В “Золотом ключике” мы находим один из первых отчетов о победе видеократии над логоцентризмом. Буратино знал, что делал. Он перескочил из докультурного прошлого (полена) в постгутенберговское будущее, в котором мы живем. Но антагонизм гла́за и сло́ва не наше изобретение. Греки богов видели, евреи Бога слышали. Борхес объяснял это различие читательским восприятием. В классической литературе важно содержание, в священной – всё:
Такая книга несравненно важнее того, что в ней написано. На ней можно клясться и присягать, по ней можно молиться и гадать, она может служить амулетом, наследством, капиталом и, конечно, произведением искусств. Каждый раз, когда книга оказывается шире своего содержания, ей придают сакральные черты. Особенно тогда, когда ее сжигают или за нее сажают. Преследование добавляет книге прибавочную стоимость, вырастающую за счет риска, как в случае с “Архипелагом ГУЛАГ”, за который сидел в Мордовии мой босс и товарищ.
Такая книга превращалась в метонимию высшей правды и в доказательство ее существования. Для неверующих любая книга – вещь, но для фанатиков она, как мощи святых, свидетельствует о вечной жизни, где царит разум и цветет красота. Я знаю об этом, потому что сам был в этой секте, и на память о культе сохранил книги трех поколений.

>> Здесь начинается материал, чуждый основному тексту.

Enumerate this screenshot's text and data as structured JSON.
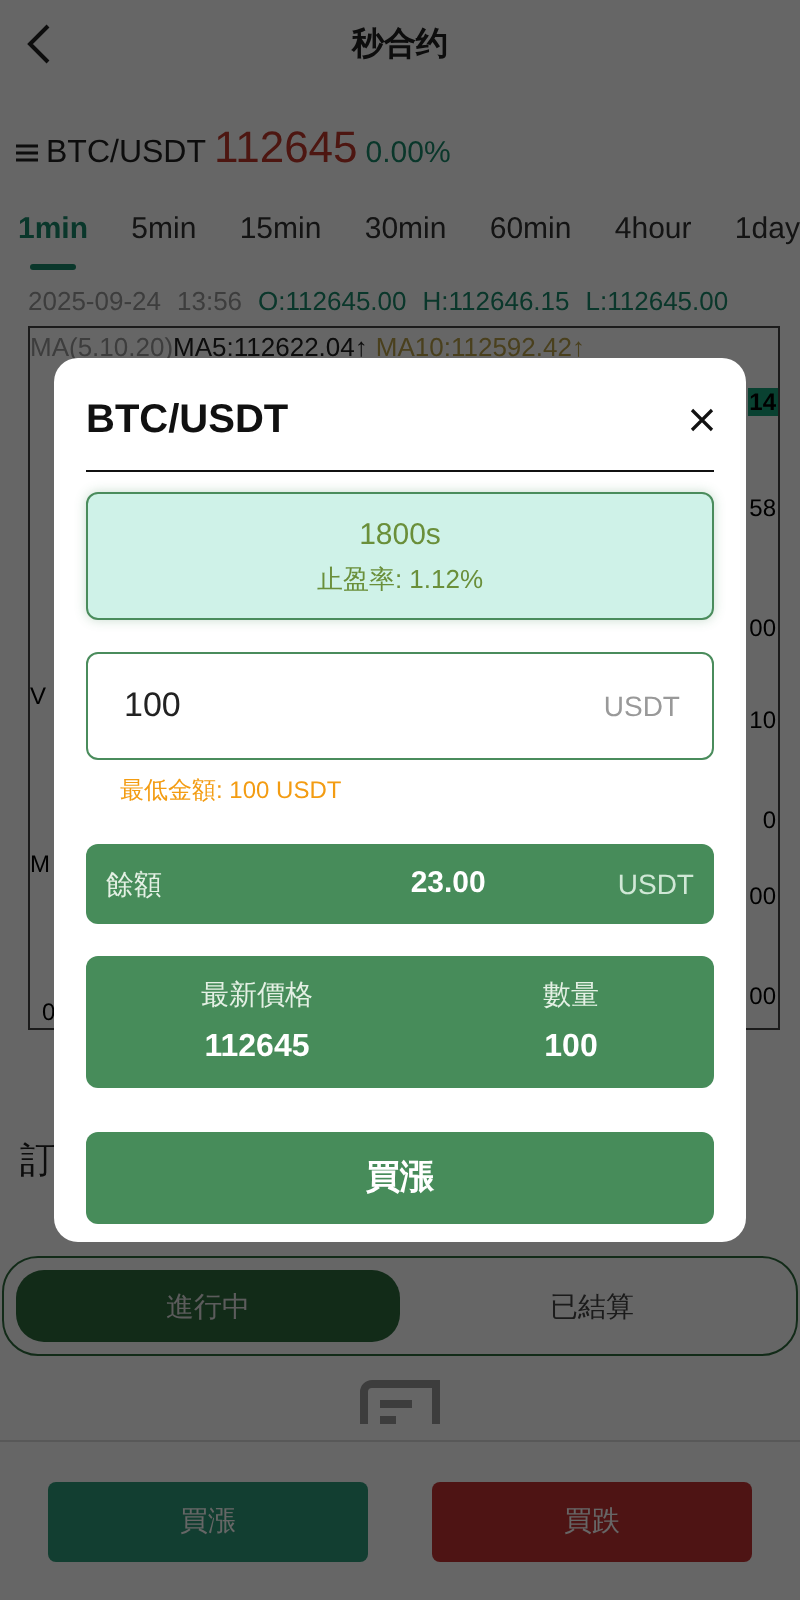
{
  "header": {
    "title": "秒合约"
  },
  "symbol": {
    "pair": "BTC/USDT",
    "price": "112645",
    "change": "0.00%"
  },
  "intervals": [
    {
      "label": "1min",
      "selected": true
    },
    {
      "label": "5min",
      "selected": false
    },
    {
      "label": "15min",
      "selected": false
    },
    {
      "label": "30min",
      "selected": false
    },
    {
      "label": "60min",
      "selected": false
    },
    {
      "label": "4hour",
      "selected": false
    },
    {
      "label": "1day",
      "selected": false
    }
  ],
  "ohlc": {
    "date": "2025-09-24",
    "time": "13:56",
    "open": "O:112645.00",
    "high": "H:112646.15",
    "low": "L:112645.00"
  },
  "chart": {
    "ma_label": "MA(5.10.20)",
    "ma5": "MA5:112622.04↑",
    "ma10": "MA10:112592.42↑",
    "price_tag": "14",
    "axis_labels": [
      "58",
      "00",
      "10",
      "0",
      "00",
      "00"
    ],
    "volume_label": "V",
    "macd_label": "M",
    "x_label": "0"
  },
  "orders": {
    "title": "訂",
    "tabs": [
      {
        "label": "進行中",
        "selected": true
      },
      {
        "label": "已結算",
        "selected": false
      }
    ]
  },
  "bottom_buttons": [
    {
      "label": "買漲",
      "kind": "up"
    },
    {
      "label": "買跌",
      "kind": "down"
    }
  ],
  "modal": {
    "title": "BTC/USDT",
    "options": [
      {
        "duration": "1800s",
        "rate": "止盈率: 1.12%",
        "selected": true
      }
    ],
    "amount": {
      "value": "100",
      "unit": "USDT"
    },
    "hint": "最低金額: 100 USDT",
    "balance": {
      "label": "餘額",
      "value": "23.00",
      "unit": "USDT"
    },
    "stats": [
      {
        "label": "最新價格",
        "value": "112645"
      },
      {
        "label": "數量",
        "value": "100"
      }
    ],
    "submit": "買漲"
  }
}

Для рукописной Библии требовалось стадо в пятьсот голов. На разворот с картинками уходил теленок. Шкуры неделями вымачивали в бочке с известью, потом растягивали на деревянной раме, драили пемзой, вычищали скребками из костей ската. И с каждой операцией пергамент становился все дороже. Опытный переписчик мог закончить страницу в день. Гениальному, такому, как рекордсмен Ренессанса Антонио, удавалось переписать за год 600-страничную “Историю Флоренции” дважды.
Поэтому в Средние века книги были движимым имуществом. Они считались дорогим украшением, облагораживающим хозяина и его жилье. И хранили книгу не так, как мы, – стоймя, на полке среди других подобных, а так, как теперь в музеях: раскрытой, на специальной подставке, в красном углу – на зависть гостям. Богатую библиотеку князя составляли сто, двести, от силы триста томов, и каждый имел свое лицо, а не только душу. Содержание так вливалось в форму, что возникал нерушимый синтез.
Перелистать такие книги теперь доверяют куратору в белых перчатках, орудующему костяной палочкой. В нью-йоркском музее Клойстерс он переворачивает страницы по одной в день. Однажды мы пришли сюда с поэтом Львом Лосевым, чтобы рассмотреть готический Часослов.
– Вот как, – сказал он не без зависти, – надо уважать слова.
– Но ведь эти обращены к Богу, – заметил я.
– Как и у всех настоящих поэтов, – закрыл тему Лосев.
Я не нашел, что возразить. Как у всех советских читателей, у меня сохранилось трепетное отношение к книгам. Его создавали интеллектуальный голод, государственная цензура и архаическая вера. На своего владельца книги отбрасывали горний свет. Для нас она была материальным залогом всего трансцендентного. Я не хочу сказать, что мы их не читали, но точно, что не все. Наши книги делали нас лучше и своим присутствием. Самим существованием они демонстрировали непреложный факт наличия иной, высокой и таинственной реальности. Зная о ней, мы легче переносили
В рамках этой метафизической системы действовала столь же сюрреальная экономика.
– Почему, – спросил навещавший СССР Гарсия Маркес, – мои книги у вас нельзя купить?
– Потому, – ответили ему, – что в стране не хватает бумаги.
– У вас нет бумаги, – удивился писатель, – чтобы печатать деньги?
Он был прав: книги и были нашими деньгами, единственной реальной, конвертируемой валютой, которую можно было обменять на не совсем земные ценности.
Сейчас я уже не могу отчетливо вспомнить, что именно мы надеялись вычитать в вожделенных книгах, но точно знаю, что они дарили надежду на пропуск в лучший мир. Страх остаться без него возвращал книгу к ее истоку и к ручному труду. Я знаю и люблю даму, которая двести раз перепечатала “Собачье сердце”, совершив подвиг, достойный бенедиктинца из скриптория.
Чтобы перебраться в Америку, нужно было заплатить родине отступные. За то, чтобы избавиться от опасного и, прямо скажем, нелюбимого гражданства, приходилось отдать по 500 рублей на нос. Чтобы рассчитаться с СССР, мы продали всё: протертый двумя поколениями ковер, телевизор, который в те времена включался на “Саге о Форсайтах” и выключался после нее, магнитофон вместе с крамольными записями Высоцкого, Окуджавы и сестер Берри, даже кактус до потолка, который мы несли в комиссионку, закутав в уже ненужное пальто.